Demand for French Alpine property is rising, spurred on by a more resilient Eurozone, greater clarity over tax and the second home cap in Switzerland, as well as a weaker euro, according to Knight Frank’s 2015 Ski Property Report.
French resorts occupied the top five rankings in 2015 as uncertainty surrounding Lex Weber in Switzerland dampened sales, and as a result price growth.
Home to the world’s oldest ski resorts, the French and Swiss Alps attract in excess of 80m ski visits per annum and account for a third of the total number of ski resorts worldwide.
In the past year ski homes in Europe’s top resorts have continued on the same trajectory that they have been following since 2008; no radical acceleration or deceleration just small single digit shifts year-on-year.
Val d’Isere and Meribel lead the 2015 rankings with the price of a typical 4-5 bedroom chalet in each resort rising by 5.8% and 4.5% respectively in the year to June.
The length of Val d’Isere’s ski season explains its long-standing appeal, particularly with British buyers. Few other Alpine resorts can guarantee sufficient snow to ski during both the Christmas and Easter holiday periods.
In Meribel’s case, a combination of its location (in the heart of The Three Valleys) and its pricing explains its 4.5% increase year-on-year. Meribel provides better value than Courchevel 1850, but can compete with 1550 and 1650 in terms of facilities. Investment in the form of new residential developments has also helped to build confidence amongst buyers.
In the French Alps, the focus of sales activity in the last 12 months has been within the €1.5m and €2.5m price bracket.

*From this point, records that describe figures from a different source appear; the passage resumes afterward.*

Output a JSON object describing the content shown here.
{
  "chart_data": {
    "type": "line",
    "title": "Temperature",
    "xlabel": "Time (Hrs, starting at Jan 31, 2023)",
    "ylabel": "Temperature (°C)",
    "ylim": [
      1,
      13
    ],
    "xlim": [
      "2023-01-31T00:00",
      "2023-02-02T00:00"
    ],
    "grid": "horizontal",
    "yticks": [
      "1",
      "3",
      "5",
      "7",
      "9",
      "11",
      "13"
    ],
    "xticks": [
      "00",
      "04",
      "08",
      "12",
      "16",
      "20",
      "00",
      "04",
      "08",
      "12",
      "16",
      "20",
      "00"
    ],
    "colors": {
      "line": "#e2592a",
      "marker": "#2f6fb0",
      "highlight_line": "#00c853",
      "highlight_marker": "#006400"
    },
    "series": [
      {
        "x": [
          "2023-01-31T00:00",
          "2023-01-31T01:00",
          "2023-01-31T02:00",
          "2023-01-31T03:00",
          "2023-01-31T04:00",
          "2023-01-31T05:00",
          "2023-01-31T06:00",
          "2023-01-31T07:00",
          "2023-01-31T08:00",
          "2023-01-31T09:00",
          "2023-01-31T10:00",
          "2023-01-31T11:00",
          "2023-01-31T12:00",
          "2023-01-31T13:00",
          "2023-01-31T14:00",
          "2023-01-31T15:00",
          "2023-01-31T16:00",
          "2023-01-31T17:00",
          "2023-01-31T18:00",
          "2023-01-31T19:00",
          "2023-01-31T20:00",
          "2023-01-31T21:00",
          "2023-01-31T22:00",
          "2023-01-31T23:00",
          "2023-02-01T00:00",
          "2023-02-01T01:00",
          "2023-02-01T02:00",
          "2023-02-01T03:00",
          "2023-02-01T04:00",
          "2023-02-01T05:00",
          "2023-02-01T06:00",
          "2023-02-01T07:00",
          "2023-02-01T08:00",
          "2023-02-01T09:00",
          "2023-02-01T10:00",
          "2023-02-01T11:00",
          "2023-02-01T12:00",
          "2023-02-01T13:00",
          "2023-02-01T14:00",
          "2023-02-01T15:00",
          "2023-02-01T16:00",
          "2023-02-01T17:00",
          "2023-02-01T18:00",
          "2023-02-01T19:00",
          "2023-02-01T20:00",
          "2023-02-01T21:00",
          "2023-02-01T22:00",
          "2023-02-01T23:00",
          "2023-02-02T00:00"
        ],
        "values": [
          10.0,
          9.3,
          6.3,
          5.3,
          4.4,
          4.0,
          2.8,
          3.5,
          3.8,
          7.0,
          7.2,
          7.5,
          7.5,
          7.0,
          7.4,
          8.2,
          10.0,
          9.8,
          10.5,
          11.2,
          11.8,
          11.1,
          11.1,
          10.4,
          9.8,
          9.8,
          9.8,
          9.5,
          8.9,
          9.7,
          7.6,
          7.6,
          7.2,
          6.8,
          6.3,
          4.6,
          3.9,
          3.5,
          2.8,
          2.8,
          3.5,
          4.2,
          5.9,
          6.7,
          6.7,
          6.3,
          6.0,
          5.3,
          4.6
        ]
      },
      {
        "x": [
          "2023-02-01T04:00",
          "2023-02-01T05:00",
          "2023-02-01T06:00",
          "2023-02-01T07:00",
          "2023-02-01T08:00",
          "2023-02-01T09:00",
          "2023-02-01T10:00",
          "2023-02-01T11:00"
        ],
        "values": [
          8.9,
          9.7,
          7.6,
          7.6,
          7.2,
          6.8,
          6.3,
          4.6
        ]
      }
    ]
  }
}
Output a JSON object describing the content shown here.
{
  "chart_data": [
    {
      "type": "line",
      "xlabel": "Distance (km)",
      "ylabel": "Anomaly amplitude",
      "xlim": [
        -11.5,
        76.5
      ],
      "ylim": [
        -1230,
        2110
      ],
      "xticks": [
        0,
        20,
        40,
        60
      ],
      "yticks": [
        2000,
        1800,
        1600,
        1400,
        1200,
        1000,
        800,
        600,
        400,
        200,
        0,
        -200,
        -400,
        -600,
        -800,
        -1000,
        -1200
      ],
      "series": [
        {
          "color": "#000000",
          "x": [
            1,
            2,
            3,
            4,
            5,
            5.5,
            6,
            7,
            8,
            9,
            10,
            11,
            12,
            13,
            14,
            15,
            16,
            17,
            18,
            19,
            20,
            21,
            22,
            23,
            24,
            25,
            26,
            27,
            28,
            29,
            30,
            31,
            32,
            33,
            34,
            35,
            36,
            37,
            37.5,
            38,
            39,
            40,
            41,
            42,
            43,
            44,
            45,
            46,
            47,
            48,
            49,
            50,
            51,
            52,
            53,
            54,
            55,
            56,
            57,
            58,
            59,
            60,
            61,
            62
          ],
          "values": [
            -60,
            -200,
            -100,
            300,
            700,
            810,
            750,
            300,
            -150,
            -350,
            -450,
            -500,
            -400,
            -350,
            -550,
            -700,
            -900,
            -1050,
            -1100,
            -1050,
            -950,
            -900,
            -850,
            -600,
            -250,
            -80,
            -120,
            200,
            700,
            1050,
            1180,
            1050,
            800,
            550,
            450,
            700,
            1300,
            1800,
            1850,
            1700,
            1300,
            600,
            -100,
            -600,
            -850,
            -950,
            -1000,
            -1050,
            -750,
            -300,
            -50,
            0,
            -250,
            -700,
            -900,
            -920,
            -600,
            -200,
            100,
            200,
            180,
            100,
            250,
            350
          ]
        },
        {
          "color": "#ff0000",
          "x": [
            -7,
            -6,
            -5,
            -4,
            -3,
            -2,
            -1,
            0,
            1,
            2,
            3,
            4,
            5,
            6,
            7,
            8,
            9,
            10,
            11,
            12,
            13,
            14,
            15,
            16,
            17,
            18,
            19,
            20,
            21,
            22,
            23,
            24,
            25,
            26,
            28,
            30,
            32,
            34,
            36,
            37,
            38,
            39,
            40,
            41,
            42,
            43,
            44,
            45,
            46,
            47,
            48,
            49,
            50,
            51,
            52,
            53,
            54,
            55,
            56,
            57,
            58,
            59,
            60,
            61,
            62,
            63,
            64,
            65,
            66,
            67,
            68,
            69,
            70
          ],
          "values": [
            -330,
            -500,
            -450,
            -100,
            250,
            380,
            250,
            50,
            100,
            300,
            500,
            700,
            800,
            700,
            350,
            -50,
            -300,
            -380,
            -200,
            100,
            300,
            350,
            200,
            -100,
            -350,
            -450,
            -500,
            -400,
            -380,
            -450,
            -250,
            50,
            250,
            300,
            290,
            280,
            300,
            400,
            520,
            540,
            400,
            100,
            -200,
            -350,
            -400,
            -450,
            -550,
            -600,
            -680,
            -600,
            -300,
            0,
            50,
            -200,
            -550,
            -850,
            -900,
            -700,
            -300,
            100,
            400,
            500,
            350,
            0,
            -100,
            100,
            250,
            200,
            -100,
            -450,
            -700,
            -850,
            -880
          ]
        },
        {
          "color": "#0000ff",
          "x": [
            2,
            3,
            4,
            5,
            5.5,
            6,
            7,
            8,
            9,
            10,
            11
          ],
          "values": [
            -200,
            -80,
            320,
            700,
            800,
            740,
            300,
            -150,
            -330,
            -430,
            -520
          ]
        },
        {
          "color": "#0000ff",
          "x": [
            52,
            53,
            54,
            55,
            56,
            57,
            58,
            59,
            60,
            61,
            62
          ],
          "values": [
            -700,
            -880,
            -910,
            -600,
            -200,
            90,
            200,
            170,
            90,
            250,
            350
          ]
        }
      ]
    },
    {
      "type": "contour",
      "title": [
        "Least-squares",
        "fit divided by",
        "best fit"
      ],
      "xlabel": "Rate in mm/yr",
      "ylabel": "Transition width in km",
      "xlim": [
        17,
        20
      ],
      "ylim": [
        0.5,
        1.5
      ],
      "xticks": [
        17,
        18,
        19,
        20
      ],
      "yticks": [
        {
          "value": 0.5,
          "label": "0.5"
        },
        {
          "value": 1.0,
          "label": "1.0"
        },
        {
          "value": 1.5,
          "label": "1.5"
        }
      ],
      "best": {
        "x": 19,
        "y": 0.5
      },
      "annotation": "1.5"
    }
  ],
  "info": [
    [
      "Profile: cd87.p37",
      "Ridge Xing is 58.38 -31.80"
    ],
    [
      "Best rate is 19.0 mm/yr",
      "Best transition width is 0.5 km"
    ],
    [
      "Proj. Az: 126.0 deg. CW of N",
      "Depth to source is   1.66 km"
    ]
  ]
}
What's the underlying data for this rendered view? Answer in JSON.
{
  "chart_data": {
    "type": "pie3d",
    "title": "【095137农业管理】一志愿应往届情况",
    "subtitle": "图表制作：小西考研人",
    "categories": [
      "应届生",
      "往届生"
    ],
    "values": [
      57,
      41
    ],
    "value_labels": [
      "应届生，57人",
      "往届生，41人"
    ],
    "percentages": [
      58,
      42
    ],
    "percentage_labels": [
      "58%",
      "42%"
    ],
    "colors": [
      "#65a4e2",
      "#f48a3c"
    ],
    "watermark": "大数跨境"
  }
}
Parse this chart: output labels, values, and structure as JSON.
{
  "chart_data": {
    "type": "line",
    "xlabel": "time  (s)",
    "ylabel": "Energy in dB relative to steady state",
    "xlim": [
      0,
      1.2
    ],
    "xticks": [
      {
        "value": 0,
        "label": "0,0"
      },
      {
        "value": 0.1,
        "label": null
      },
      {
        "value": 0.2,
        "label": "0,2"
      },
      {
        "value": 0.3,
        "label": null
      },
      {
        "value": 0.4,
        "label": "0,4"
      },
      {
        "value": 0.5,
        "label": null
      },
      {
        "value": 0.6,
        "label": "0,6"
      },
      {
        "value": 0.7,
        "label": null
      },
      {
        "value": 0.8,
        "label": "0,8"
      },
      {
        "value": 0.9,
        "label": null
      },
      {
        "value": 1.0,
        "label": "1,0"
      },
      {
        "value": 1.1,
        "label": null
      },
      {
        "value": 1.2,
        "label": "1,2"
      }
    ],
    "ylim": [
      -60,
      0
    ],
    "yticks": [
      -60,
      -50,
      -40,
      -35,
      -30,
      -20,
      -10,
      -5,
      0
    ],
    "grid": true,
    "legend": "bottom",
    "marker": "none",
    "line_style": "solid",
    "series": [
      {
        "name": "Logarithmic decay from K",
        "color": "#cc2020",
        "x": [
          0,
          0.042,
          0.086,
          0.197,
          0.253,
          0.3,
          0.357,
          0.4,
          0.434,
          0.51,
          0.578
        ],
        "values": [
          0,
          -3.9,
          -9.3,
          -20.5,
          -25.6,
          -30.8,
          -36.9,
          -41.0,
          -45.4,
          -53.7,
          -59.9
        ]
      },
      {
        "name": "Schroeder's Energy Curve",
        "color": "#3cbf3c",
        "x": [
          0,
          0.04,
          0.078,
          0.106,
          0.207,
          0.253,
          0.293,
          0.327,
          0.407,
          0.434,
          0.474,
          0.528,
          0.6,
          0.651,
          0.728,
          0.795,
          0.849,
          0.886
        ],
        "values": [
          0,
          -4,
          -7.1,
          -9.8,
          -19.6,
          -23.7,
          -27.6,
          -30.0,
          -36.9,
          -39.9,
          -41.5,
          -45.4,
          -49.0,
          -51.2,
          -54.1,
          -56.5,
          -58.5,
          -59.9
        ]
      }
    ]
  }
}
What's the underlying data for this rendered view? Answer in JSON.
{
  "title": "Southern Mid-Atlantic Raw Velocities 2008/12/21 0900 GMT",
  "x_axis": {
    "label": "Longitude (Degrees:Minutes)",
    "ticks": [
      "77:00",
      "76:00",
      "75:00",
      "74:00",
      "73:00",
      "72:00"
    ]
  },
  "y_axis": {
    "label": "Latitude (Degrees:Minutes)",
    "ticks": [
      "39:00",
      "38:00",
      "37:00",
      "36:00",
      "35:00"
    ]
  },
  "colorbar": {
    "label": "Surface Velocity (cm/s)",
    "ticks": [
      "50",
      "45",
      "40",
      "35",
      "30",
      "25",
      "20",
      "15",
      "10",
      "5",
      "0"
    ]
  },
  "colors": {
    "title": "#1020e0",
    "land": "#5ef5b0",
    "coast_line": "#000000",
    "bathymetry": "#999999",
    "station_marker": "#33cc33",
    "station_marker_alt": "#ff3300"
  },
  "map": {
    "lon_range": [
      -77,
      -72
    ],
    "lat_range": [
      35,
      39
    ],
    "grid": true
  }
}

British buyers looking to purchase in the French Alps are now in a stronger position than two years ago, the GBP/ EUR exchange rate has moved from approximately 1.17 to 1.43 during this period.
Taking account of currency movements only and focussing on the year to July 2015, a British buyer who bought a French property in July 2015 instead of a year earlier will have saved approximately 11%.